Trump under fire over white supremacist’s endorsement
Republican presidential front-runner Donald Trump is drawing criticism for refusing to denounce an implicit endorsement from a white supremacist leader, with his main rivals, Sens. Ted Cruz and Marco Rubio, using the matter to hammer the billionaire businessman just two days before multiple state primaries could put him on an irreversible path to the party’s nomination.
Trump was asked Sunday on CNN’s “State of the Union” whether he rejected support from David Duke, the former Ku Klux Klan Grand Dragon, and other white supremacists after Duke told his radio followers this week that a vote against Trump was equivalent to “treason to your heritage.”

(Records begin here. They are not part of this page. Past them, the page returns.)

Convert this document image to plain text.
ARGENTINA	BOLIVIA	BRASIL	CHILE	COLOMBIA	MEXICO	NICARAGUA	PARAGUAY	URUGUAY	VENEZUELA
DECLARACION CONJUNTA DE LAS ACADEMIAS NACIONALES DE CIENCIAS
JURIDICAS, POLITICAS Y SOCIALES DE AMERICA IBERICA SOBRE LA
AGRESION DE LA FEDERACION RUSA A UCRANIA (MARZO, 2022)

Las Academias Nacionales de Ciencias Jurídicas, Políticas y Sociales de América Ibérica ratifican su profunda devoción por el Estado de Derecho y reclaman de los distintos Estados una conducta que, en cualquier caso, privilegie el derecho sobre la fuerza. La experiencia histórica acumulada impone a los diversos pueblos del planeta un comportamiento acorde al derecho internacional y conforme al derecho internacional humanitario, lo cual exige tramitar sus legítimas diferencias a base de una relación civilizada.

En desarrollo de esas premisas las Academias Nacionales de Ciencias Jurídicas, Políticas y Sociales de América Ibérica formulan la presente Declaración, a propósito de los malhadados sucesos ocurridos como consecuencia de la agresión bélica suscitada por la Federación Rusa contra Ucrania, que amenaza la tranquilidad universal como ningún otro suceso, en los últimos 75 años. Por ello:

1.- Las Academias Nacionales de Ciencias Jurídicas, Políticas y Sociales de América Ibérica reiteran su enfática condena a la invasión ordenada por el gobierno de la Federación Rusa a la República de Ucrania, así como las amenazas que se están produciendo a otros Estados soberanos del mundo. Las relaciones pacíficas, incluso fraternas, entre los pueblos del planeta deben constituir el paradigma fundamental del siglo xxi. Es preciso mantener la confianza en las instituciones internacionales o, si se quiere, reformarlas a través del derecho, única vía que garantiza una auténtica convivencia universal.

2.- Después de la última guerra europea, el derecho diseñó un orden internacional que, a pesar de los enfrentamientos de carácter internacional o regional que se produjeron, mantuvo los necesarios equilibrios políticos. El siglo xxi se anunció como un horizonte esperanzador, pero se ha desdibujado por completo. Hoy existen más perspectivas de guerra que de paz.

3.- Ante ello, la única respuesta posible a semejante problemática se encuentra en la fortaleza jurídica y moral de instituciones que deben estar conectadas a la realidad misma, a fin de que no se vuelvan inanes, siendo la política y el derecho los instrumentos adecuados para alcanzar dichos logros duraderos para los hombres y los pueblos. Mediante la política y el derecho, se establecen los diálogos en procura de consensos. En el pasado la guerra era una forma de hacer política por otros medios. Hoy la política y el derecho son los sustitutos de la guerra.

“Well, just so you understand, I don’t know anything about David Duke. OK?” Trump told host Jake Tapper. “I don’t know anything about what you’re even talking about with white supremacy or white supremacists.”
Trump was asked Friday by journalists how he felt about Duke’s support. He said he didn’t know anything about it and curtly said: “All right, I disavow, ok?”
Trump hasn’t always claimed ignorance on Duke’s history. In 2000, he wrote a New York Times op-ed explaining why he abandoned the possibility of running for president on the Reform Party ticket. He wrote of an “underside” and “fringe element” of the party, concluding, “I leave the Reform Party to David Duke, Pat Buchanan and Lenora Fulani. That is not company I wish to keep.”
Trump’s comments sparked a wave of censures just ahead of Super Tuesday – March 1 – when 11 states hold Republican primaries. At stake are 595 delegates to the party’s national convention this summer, with 1,237 needed to win the nomination.